Madre y Matríz: The Politics of Town-Making in Cordoba, 1887-1905

Madre y Matríz: The Politics of Town-Making in Cordoba, 1887-1905

Volume 44 Issue 1

Author(s): Patricia A. Schechter

Recommended Citation:

Schechter, Patricia A. (2019) “Madre y Matríz: The Politics of Town-Making in Cordoba, 1887-1905,” Bulletin for Spanish and Portuguese Historical Studies: Vol. 44 : Iss. 1 , Article 6.

 PDF 

Abstract:

Spain can be difficult to place in contemporary discourses about the economic global north or global south. This ambiguity has a pointed history in moves by European actors on the Iberian Peninsula. In the late nineteenth century, the House of Rothschild expanded their investment portfolio via the mining and rail industries of Andalucia. This paper sifts the results of these activities that produced the rural industrial and mining village Pueblonuevo del Terrible in northern Cordoba province. Drawing on the scholarship on transnational company towns and place making, the essay explores the actions of local miners and shopkeepers that created this municipality. Documents reveal a protracted struggle over numerous issues: the power to draw political boundaries, the Catholic character of Spanish life, the place of migrants in the community, and the status of land-ownership. The parties to these disputes relied on a gendered language of family, especially the notion of a matríz, a founding, original settlement, in order to ground their sense of place and belonging.
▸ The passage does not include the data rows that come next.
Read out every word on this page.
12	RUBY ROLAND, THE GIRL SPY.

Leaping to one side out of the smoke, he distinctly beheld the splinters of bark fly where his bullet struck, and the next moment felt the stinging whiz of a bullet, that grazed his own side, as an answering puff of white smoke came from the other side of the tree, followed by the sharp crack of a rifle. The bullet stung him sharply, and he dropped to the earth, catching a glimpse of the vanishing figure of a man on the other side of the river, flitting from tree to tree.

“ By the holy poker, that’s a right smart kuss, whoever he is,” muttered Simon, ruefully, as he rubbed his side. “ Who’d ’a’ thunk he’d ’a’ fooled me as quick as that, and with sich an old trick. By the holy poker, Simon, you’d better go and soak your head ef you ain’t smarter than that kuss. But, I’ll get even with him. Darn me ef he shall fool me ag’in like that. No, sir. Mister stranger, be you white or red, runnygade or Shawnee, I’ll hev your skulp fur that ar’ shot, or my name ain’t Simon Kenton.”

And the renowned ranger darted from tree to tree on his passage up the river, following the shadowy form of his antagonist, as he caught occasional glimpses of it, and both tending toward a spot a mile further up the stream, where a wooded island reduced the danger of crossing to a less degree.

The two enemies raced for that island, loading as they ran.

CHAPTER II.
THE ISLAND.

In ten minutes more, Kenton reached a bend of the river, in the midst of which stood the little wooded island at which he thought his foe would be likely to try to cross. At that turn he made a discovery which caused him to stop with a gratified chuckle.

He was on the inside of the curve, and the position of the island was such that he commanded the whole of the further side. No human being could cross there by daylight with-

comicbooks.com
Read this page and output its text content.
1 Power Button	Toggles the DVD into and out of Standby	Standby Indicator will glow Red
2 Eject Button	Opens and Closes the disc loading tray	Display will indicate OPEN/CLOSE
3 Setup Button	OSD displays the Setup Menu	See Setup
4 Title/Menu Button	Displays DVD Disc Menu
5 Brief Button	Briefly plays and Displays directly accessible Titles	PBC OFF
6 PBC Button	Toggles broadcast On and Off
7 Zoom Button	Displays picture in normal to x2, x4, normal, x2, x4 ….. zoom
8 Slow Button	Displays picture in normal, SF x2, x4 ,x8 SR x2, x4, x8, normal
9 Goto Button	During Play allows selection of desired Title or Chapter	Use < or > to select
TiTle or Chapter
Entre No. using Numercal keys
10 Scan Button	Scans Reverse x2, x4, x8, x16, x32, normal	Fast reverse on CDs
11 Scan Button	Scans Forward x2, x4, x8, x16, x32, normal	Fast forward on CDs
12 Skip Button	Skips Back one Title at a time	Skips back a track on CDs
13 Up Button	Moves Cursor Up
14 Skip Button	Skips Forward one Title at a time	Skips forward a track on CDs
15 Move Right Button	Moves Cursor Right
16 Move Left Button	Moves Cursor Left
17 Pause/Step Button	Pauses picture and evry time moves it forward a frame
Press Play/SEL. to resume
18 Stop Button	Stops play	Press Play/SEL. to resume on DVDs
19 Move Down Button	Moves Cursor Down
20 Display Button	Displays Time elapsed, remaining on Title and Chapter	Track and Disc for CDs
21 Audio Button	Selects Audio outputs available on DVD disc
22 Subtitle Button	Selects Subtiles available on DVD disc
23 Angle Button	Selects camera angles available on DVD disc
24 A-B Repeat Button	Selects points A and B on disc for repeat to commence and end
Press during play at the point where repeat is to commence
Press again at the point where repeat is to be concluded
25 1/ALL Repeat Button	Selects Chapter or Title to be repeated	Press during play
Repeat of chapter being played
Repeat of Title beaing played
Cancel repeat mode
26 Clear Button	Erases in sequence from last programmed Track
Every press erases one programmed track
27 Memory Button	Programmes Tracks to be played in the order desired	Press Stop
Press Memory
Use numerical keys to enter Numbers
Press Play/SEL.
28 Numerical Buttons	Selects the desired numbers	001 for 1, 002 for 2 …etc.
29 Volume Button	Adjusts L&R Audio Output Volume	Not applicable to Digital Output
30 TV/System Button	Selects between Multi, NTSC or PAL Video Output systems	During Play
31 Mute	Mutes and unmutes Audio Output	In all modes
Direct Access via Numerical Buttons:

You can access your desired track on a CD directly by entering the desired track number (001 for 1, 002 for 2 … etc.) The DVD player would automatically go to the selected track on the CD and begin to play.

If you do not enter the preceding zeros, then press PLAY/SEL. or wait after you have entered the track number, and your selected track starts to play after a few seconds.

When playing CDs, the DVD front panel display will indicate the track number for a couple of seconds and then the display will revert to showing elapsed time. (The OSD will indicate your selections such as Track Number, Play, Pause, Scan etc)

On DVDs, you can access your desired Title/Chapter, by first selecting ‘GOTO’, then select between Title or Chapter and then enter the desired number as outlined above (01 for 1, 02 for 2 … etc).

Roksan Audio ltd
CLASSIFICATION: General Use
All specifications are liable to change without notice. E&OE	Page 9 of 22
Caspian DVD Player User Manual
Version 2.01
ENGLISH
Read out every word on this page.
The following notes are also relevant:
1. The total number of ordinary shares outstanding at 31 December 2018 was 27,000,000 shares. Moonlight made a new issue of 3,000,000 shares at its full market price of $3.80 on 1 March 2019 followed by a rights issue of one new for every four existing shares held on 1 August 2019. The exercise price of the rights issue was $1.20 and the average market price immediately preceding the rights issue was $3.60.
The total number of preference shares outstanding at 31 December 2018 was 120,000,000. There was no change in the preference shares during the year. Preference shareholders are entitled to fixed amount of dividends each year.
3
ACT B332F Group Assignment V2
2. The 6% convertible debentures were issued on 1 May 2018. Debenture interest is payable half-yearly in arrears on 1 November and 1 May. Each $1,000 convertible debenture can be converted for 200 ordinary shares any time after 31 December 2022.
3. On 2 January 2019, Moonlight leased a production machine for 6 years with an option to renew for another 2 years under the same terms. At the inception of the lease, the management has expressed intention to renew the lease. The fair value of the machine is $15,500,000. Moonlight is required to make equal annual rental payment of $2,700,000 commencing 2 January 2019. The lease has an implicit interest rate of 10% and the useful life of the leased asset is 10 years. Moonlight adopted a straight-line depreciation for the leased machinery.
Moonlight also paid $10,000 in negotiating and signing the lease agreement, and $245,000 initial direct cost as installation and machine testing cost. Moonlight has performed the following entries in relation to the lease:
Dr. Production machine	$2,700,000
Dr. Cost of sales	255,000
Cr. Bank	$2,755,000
Over time, however, the language of family broke down and hobbled the political process in Cordoba. The foreign mining company largely disappeared itself from the debate and, finally, in 1905, the administration in Madrid ruled in favor of creating the new town. The essay suggests that the achievement of town status marked a crisis of politics and political meaning as much as it did a successful effort at place making by everyday Spaniards at the peak of international industrial capitalism.